Everything is relative. Physical matter is condensed energy, but what for us is energy would be matter for beings on a higher plane than ours, as is suggested by the fact that energy does not exist in a continuous flow but is composed of discrete units or quanta. Likewise, the energy on the next plane would be matter to an even higher plane. The loftiest form of energy in any particular hierarchy of worlds is what we call spirit or consciousness. As H. P. Blavatsky put it: “Spirit is matter on the seventh plane; matter is Spirit – on the lowest point of its cyclic activity; and both — are MAYA.” (The Secret Doctrine). To say that spirit and matter are “maya” or illusion does not mean that they do not exist, but that we do not understand them as they really are.

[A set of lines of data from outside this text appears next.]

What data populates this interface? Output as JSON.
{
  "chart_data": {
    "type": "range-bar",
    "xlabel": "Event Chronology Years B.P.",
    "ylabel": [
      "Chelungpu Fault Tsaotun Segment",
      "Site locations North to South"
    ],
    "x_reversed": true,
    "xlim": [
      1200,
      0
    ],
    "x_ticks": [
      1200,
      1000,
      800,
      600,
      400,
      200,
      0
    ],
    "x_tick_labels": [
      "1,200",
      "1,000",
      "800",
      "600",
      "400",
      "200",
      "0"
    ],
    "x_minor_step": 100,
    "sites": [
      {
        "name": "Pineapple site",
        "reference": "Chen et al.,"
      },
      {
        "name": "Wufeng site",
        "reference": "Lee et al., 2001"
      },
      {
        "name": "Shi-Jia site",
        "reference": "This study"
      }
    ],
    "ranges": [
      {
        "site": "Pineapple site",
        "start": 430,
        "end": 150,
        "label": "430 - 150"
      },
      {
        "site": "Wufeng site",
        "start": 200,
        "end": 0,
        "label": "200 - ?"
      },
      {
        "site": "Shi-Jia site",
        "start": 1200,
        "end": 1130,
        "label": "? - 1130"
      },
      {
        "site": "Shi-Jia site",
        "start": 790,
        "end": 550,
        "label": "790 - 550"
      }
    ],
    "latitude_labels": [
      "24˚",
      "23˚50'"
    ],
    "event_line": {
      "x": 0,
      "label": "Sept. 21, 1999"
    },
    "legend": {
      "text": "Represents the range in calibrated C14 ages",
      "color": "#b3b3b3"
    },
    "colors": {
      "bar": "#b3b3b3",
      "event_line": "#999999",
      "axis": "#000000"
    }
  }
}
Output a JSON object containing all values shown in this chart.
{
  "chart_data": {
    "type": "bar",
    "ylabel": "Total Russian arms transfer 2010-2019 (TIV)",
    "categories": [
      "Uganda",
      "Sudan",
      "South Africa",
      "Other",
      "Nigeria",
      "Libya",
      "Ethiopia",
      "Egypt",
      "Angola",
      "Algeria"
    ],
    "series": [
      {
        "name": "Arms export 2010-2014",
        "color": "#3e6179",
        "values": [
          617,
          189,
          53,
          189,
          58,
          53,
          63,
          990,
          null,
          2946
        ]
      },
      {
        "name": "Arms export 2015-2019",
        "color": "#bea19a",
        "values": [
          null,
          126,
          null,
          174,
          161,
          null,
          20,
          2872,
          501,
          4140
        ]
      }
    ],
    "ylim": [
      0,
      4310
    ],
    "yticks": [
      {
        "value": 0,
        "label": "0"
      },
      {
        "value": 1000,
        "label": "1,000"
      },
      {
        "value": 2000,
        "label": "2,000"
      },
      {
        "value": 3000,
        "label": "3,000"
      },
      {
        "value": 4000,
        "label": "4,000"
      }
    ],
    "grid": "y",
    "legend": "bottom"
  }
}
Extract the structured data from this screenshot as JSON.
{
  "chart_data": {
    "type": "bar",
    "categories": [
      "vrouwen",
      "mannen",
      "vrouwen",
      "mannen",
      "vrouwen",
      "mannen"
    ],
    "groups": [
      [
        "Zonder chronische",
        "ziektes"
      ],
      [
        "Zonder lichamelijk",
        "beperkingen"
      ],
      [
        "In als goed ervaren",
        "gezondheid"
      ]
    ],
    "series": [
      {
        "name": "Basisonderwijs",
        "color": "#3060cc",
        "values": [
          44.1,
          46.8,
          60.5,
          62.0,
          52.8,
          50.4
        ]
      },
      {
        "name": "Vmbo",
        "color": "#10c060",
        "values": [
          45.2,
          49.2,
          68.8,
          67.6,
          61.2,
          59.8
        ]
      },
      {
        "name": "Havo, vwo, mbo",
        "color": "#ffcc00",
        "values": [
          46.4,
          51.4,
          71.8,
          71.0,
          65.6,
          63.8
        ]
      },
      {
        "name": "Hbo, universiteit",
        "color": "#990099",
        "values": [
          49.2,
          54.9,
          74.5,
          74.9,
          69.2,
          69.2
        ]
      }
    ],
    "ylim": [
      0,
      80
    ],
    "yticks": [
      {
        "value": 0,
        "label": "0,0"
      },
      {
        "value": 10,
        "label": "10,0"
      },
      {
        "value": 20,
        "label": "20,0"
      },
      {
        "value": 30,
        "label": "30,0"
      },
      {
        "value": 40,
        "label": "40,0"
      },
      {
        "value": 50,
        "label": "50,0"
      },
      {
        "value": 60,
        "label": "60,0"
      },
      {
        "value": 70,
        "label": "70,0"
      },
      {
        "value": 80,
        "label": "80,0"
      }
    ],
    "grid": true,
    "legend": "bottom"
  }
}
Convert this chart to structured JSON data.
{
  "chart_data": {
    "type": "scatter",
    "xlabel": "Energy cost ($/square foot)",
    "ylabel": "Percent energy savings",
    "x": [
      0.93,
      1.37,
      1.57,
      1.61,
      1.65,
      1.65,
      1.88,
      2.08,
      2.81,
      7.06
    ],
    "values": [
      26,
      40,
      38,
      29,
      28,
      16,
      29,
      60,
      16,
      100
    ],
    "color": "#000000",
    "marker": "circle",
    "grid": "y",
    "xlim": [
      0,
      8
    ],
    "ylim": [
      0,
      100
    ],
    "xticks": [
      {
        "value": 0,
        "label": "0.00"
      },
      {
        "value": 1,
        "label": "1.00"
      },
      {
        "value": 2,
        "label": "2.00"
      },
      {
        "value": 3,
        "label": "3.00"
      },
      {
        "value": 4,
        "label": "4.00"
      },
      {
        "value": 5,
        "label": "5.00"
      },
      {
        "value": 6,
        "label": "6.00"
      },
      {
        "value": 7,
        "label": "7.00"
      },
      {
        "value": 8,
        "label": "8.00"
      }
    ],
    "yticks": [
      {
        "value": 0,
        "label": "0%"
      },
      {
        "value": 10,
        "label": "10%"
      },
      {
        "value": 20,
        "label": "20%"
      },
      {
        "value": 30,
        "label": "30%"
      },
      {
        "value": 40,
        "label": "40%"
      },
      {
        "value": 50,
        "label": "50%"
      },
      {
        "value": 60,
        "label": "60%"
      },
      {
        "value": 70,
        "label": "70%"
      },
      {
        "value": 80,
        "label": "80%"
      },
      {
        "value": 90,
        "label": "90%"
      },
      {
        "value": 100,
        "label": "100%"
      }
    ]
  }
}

Any particular plane of energy-substance can be understood only with reference to superior, causal planes. Everything — from atom to human, from star to universe — is the expression of something higher.

Throughout the ages, sages and seers have suggested that hidden within the phenomenal world in which we live there are inner worlds of reality — astral, mental, and spiritual — and that the physical world is but a pale shadow of the spiritual world. These inner worlds cannot be investigated with physical instruments, but only by delving into the depths of our own minds and consciousness, and this requires many lives of self-purification and self-conquest. Scientists using only materialistic methods are in no position to deny point-blank the possibility of such higher planes.

Most scientists, in fact, now believe that some 90% of the matter in the universe exists in a state unknown to them; it is called “dark matter” because it is physically unobservable, and its existence is known of only by its gravitational effects. Such matter is suggestive of the higher subplanes and planes postulated by theosophy, which are composed of matter of increasingly slower rates of vibration and are therefore beyond our range of perception. Given scientists’ confessed ignorance of most of the matter in the universe and their inability to explain satisfactorily the evolution of life and consciousness and the “laws of nature” along materialistic lines, any suggestion that they are on the verge of discovering the innermost secrets of nature or of reducing the mystery of existence to a single equation is premature to say the least!

In theosophical philosophy, the physical universe is regarded as no more than a cross section through infinitude. Universal nature is composed of worlds within worlds within worlds, filled full of conscious, living beings at infinitely varying stages of their evolutionary awakenment. Our finite minds cannot embrace the infinite. As G. de Purucker says in his Fundamentals of the Esoteric Philosophy, we can do no more than to try and form a simple conception of the Boundless All: never-ending life and consciousness in unceasing motion everywhere. The ancients, he says, were never so foolish as to try to fathom infinitude. They recognized the reality of being and let it go at that, knowing that an ever-expanding consciousness and an ever-growing understanding of existence is all that we can ever attain to during our eternal evolutionary journey through the fields of infinitude.